Thereafter, since I was seen with my grandmother at the 5.45 am mass every day, I was made a standby altar boy in case there was a no-show. Initially, I was assistant to an older altar boy (The late Felix, lovingly called ‘Feché’) but soon, I had learnt the ritual and I was promoted to a full-fledged altar boy. My talent as an artist was recognized very early and I assisted Inacio and Anthony, two senior altar boys who were good electricians, to be in charge of decorating the church (and statue of the saint whose feast it was). Two statues dominated the church apart from the central crucifix – Mother Mary holding little Jesus and, Santa Theresinha (of Child Jesus).
Fr. Antonio Silva was a well-known preacher during those days and he was very close to our family. During those days, a military truck from 3MTR Training Camp would be sent to the monastery to pick him up, to say mass at the military chapel. I would sit at the back of the truck while he sat with the driver in front. The reason why we altarboys would quarrel to serve mass at the camp was because, after every mass, the priest and altar boy would be invited to a hearty breakfast prepared by the wives of the military men!
The storage room inside the sacristy was full of brass accessories. Once every year, certain altar boys would be selected to ‘brasso’ the blackened candelabra and thuribles and make them shine until one could see their faces reflected on the metal. The prize for doing all this work was the ‘reste’ (Remainder) of the host bread, which was a thin wafer that tasted great with tea! … and there would be bagfuls of those to take home! It also was the prize given to those who assisted in the making of the hosts on heat presses.
Once a year, we would join the girls from the Legion of Mary and go on a fully sponsored picnic with the younger priests. Many of us had our first taste of love and heartbreak during those outings (Strangely, none of those relationships lasted through our college years!)
Some of us altar boys were very naughty and would take a swig of the sacramental wine when the priest was not looking! (God forgive us for that!). Sometimes, we would enter the kitchen from the back door and take off with biscuits when the old cook was not looking.

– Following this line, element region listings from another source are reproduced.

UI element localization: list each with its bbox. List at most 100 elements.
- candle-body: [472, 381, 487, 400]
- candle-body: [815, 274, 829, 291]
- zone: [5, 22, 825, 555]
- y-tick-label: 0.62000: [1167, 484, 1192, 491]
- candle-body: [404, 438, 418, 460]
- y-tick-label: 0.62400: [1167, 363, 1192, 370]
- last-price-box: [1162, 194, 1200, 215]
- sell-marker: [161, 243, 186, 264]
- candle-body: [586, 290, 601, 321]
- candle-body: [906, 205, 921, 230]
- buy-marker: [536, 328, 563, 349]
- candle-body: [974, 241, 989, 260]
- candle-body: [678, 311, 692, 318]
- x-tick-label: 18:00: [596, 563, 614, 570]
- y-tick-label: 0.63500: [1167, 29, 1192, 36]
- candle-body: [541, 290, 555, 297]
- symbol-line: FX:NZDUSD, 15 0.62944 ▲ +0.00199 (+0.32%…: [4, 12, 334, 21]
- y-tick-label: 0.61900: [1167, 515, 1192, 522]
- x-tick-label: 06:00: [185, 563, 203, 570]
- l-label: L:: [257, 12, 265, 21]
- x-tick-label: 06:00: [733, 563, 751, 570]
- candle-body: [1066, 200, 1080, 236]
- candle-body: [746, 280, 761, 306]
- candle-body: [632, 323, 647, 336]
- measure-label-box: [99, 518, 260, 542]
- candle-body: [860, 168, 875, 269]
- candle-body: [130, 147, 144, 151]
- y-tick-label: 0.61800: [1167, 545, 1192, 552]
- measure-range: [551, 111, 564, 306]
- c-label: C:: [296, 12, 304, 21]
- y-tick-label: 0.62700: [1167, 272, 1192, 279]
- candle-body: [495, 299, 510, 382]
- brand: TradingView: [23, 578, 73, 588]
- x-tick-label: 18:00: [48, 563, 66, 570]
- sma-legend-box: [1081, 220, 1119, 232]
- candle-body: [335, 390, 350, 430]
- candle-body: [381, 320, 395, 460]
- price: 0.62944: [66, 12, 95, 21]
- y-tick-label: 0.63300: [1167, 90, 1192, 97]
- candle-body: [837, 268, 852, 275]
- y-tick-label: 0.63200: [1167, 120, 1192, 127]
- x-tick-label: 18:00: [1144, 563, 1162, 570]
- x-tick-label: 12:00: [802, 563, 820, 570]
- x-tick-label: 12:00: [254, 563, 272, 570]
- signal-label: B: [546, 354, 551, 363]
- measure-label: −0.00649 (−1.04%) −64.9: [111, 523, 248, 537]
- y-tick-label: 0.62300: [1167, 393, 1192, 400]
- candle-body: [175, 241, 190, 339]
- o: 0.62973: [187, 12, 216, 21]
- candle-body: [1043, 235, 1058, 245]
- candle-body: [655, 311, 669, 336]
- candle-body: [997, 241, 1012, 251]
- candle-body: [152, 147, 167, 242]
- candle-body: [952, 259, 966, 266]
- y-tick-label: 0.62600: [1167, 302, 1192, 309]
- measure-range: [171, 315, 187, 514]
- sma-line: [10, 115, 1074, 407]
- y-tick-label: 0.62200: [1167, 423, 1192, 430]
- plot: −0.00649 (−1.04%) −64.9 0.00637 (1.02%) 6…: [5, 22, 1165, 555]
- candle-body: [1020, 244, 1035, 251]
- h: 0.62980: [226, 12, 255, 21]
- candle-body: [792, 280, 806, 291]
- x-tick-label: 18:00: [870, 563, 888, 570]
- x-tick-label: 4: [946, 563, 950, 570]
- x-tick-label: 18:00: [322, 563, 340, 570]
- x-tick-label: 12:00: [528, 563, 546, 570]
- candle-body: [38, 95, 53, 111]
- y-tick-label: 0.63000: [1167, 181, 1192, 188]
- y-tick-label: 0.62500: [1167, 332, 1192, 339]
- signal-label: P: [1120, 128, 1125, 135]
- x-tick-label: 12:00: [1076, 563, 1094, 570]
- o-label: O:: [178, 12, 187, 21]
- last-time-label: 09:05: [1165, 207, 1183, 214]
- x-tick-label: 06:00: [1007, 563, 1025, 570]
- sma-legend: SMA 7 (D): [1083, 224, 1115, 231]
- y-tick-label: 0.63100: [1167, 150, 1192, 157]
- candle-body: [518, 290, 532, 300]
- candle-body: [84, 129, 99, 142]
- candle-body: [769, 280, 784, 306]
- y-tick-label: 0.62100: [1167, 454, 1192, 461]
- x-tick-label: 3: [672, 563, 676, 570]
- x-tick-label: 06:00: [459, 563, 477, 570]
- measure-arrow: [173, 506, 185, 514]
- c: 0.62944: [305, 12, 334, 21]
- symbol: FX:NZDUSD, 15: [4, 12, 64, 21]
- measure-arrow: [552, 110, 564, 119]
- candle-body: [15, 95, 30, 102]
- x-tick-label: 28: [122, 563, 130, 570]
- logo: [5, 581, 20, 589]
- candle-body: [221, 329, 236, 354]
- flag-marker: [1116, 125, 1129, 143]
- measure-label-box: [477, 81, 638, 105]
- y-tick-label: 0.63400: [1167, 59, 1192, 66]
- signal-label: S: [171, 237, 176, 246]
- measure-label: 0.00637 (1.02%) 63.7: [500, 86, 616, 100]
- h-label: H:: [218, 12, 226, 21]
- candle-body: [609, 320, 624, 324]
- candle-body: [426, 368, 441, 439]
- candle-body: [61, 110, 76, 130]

All in all, it was a great childhood. There were times when I would spend hours at the blessed sacrament, bargaining with God for the life of my grandmothers. My prayers kept them alive first through SSC, then the 12th standard and lastly, even through my graduation! Looking back, I can say that every prayer of mine was answered. My service to God was paid for handsomely and I reap the blessings of it to this day!